Second, the parent’s ability to work legally in the United States would make a tremendous difference to the children’s quality of life. Because their parents are currently unauthorized and may not work legally, the children experience higher rates of poverty, lower rates of educational attainment, linguistic isolation, lower English proficiency, and reduced socioeconomic progress than children whose parents have immigration status or citizenship.
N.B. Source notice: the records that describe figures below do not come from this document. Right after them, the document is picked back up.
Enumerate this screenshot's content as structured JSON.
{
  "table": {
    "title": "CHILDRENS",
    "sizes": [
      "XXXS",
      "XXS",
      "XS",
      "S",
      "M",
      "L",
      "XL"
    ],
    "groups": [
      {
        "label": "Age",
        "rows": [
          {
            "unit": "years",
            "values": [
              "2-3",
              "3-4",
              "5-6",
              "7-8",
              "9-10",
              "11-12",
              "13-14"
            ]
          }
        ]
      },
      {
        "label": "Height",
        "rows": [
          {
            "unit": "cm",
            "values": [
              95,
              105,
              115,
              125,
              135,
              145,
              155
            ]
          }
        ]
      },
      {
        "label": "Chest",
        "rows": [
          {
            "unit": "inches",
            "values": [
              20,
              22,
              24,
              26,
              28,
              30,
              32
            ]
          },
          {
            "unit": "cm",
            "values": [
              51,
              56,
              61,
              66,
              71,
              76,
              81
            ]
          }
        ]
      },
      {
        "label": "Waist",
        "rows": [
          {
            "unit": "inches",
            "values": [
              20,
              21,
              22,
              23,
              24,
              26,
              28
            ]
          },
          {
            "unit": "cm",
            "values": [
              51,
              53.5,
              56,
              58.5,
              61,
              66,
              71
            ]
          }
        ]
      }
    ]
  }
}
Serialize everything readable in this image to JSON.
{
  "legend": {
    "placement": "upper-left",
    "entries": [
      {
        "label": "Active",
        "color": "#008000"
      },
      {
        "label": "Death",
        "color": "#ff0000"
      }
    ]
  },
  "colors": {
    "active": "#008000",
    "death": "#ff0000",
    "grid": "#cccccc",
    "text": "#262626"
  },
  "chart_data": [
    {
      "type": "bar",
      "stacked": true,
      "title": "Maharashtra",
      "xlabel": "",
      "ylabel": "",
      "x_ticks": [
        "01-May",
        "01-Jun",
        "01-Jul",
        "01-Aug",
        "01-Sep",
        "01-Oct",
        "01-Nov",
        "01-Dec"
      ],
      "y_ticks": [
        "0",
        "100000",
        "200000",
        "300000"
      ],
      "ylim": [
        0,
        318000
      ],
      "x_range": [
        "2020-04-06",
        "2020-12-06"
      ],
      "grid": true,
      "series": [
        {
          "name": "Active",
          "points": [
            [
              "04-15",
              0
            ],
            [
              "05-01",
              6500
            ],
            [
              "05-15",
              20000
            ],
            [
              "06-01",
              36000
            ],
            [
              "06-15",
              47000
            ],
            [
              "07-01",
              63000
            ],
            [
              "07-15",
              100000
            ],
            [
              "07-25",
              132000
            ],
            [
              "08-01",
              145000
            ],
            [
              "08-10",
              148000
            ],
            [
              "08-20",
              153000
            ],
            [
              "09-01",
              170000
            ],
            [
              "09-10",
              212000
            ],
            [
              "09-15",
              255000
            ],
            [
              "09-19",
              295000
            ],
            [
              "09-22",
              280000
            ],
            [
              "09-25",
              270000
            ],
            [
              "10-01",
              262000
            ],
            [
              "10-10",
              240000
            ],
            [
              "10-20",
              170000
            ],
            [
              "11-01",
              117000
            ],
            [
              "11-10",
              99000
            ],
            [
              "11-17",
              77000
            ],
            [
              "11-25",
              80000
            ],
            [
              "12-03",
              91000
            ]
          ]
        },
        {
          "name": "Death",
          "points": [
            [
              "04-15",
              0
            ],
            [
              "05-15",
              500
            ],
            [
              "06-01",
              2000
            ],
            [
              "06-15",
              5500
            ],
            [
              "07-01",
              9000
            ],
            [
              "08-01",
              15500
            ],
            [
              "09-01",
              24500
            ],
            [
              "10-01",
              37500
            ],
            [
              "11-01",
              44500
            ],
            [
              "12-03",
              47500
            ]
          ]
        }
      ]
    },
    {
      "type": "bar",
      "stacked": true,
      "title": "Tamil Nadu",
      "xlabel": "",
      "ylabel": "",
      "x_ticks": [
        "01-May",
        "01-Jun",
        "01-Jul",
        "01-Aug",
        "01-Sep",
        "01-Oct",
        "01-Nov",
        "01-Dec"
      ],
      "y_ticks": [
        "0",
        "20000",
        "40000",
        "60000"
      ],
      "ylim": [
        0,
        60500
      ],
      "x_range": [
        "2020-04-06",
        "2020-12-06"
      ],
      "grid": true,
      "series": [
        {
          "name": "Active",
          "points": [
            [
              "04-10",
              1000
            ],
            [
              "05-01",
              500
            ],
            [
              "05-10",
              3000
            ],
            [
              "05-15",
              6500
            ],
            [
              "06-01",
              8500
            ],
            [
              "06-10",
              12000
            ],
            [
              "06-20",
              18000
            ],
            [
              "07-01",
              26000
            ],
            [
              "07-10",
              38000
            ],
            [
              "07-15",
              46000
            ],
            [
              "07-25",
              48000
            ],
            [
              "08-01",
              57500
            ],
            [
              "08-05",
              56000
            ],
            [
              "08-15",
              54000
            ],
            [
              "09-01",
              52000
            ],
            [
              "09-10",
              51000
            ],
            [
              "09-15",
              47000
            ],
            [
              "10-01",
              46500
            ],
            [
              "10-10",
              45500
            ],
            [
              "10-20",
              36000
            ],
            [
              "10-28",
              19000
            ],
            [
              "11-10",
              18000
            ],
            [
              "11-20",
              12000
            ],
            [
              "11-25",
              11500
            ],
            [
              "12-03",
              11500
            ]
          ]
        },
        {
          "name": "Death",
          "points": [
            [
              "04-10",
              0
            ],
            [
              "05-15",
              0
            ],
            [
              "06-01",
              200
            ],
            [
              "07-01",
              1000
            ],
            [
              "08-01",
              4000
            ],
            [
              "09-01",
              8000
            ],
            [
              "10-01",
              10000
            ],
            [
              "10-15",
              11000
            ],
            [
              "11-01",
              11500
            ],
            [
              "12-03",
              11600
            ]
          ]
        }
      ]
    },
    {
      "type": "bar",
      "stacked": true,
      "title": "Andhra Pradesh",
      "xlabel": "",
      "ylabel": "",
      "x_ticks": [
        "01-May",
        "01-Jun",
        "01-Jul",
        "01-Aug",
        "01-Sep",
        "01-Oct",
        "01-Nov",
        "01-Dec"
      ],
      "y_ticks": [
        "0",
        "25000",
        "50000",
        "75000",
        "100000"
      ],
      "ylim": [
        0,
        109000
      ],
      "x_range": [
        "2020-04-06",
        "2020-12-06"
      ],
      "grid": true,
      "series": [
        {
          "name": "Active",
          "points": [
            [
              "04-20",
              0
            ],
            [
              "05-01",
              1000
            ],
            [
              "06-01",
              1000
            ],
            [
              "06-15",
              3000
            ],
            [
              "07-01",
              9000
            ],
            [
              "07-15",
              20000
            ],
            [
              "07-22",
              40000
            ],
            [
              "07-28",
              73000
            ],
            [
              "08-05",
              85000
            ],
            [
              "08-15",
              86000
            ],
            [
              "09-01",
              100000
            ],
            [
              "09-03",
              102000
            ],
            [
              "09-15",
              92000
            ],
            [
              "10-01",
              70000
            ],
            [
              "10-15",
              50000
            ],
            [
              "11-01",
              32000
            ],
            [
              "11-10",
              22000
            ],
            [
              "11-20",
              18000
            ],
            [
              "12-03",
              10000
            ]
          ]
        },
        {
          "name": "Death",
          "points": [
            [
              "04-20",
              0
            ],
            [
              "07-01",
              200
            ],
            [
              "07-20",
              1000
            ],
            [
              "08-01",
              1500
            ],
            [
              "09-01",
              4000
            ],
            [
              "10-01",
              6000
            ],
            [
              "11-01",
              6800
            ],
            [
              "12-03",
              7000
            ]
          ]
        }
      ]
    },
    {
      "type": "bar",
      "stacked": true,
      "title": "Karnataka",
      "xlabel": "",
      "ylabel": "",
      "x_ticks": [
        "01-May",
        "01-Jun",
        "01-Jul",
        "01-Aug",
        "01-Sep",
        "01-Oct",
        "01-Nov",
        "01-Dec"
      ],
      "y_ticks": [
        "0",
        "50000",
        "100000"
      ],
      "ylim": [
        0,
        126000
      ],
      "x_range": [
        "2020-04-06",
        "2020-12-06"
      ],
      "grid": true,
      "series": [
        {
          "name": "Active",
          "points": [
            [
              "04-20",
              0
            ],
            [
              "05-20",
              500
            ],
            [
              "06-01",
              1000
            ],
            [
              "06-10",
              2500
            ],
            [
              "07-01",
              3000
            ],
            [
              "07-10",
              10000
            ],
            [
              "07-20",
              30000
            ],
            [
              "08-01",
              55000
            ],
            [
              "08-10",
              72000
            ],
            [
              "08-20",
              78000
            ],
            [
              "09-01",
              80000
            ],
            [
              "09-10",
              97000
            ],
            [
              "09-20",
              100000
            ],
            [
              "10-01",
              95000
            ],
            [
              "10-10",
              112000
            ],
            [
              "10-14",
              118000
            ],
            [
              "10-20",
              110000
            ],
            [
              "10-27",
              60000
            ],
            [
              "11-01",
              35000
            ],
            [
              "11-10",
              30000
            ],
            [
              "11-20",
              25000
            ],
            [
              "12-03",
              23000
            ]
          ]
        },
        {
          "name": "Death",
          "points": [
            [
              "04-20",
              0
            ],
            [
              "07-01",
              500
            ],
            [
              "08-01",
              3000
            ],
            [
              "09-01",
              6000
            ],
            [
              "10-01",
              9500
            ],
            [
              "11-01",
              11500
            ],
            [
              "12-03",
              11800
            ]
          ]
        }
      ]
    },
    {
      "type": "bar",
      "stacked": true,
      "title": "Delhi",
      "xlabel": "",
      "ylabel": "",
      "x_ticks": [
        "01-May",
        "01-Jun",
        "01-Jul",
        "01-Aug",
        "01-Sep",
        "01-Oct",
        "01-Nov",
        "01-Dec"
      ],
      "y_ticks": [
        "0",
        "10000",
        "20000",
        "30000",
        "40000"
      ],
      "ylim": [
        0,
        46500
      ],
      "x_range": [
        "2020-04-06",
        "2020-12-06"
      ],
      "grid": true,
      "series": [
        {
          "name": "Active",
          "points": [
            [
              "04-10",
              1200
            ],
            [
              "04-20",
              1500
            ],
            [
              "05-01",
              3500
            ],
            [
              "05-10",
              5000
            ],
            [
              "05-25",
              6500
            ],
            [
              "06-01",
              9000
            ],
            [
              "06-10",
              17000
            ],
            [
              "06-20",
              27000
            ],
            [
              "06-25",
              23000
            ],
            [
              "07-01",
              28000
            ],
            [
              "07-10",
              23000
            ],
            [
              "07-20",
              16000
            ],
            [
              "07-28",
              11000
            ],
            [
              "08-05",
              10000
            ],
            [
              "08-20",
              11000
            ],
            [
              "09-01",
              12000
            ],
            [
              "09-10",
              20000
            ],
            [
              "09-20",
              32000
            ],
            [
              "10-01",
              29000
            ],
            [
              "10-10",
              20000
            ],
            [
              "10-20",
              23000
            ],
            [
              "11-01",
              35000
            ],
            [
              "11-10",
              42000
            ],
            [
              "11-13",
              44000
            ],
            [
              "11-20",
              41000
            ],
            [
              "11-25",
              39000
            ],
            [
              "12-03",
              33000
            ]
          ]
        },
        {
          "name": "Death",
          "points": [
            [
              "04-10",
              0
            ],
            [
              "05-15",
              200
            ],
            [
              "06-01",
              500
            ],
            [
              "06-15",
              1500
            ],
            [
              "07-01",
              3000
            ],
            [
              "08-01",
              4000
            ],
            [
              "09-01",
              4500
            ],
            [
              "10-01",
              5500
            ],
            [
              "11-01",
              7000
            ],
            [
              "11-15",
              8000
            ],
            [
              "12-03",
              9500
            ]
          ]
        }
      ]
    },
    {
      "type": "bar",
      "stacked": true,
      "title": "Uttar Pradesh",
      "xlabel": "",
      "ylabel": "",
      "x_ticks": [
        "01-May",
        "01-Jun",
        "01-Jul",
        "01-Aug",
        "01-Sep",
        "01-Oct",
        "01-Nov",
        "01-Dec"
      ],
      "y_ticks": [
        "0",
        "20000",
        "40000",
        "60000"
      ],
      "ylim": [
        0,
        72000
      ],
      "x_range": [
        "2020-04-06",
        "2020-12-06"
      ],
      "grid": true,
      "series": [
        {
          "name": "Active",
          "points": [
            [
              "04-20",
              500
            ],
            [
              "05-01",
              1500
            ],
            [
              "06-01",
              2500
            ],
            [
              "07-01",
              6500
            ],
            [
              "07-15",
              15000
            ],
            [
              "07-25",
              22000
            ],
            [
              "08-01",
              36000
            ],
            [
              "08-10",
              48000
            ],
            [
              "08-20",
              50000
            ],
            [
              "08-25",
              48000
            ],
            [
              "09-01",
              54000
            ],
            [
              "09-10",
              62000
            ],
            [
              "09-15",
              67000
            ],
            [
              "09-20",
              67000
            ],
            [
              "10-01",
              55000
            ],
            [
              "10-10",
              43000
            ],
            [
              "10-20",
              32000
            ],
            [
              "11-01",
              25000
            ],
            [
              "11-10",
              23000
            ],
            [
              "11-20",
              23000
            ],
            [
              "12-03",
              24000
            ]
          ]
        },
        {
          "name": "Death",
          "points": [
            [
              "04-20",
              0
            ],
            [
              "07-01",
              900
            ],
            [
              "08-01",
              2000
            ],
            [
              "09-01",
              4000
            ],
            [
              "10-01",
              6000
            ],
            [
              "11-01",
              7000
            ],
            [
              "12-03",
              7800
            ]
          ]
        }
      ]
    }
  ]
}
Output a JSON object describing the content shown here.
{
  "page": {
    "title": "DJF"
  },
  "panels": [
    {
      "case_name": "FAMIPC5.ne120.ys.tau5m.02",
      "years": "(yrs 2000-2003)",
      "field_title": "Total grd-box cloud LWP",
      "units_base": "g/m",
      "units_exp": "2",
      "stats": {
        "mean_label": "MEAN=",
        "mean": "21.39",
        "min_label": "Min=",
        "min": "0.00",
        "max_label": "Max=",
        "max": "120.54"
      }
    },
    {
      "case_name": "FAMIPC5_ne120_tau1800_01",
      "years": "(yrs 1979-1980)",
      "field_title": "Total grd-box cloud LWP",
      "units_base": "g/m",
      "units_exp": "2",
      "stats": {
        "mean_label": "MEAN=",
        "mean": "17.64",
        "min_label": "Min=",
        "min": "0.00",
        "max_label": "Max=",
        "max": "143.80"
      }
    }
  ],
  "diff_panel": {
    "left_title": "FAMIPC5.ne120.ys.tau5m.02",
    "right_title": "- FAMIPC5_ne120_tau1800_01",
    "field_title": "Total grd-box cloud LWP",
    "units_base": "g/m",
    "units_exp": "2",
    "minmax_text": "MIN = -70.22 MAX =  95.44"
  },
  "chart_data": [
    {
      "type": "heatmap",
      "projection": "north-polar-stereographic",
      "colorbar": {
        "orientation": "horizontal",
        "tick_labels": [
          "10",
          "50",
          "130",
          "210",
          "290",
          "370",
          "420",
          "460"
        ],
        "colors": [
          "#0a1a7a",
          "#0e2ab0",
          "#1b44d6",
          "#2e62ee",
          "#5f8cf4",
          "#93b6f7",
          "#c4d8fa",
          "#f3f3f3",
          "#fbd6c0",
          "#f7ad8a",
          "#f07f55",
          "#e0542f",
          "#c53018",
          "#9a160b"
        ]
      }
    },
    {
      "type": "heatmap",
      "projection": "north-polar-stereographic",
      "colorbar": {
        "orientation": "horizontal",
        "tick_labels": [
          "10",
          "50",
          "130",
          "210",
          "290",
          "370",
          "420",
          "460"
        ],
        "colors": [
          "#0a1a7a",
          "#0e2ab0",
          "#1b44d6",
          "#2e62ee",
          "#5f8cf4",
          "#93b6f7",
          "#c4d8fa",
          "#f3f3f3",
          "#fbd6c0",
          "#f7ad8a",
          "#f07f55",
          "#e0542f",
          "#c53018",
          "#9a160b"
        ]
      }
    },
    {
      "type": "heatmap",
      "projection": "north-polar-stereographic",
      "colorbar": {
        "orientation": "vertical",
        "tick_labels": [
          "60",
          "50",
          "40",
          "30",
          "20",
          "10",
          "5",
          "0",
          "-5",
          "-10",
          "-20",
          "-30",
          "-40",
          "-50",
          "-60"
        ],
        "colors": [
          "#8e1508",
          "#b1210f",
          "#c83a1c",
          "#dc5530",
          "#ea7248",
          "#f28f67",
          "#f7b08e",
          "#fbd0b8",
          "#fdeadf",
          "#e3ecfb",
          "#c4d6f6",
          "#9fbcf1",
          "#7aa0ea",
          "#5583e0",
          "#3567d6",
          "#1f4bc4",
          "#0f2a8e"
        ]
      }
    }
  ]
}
The Court already highlighted the inconsistency in Texas’ position in Plyler v. Doe over three decades ago. In Plyler, the Court determined that Texas violated the Equal Protection clause when it barred the children of unauthorized immigrants from enrolling in school. The Court discounted Texas’ argument that it appropriately had singled out unauthorized children because their unauthorized status meant that they would not contribute to the state:
The State has no assurance that any child, citizen or not, will employ the education provided by the State within the confines of the State’s borders. . . . It is difficult to understand precisely what the State hopes to achieve by promoting the creation and perpetuation of a subclass of illiterates within our boundaries, surely adding to the problems and costs of unemployment, welfare, and crime. It is thus clear that whatever savings might be achieved by denying these children an education, they are wholly insubstantial in light of the costs involved to these children, the State, and the Nation.
Just as it made no sense in 1981 to force children to bear the brunt of our immigration policy, it makes no sense now. Thus, Justice Sotomayor’s summary of Texas’ alleged harm, that basically, “I’m going to do this when it makes no sense,” is also applicable to the position taken by those who oppose immigration reform at all costs, even that of children’s well-being. It’s senseless.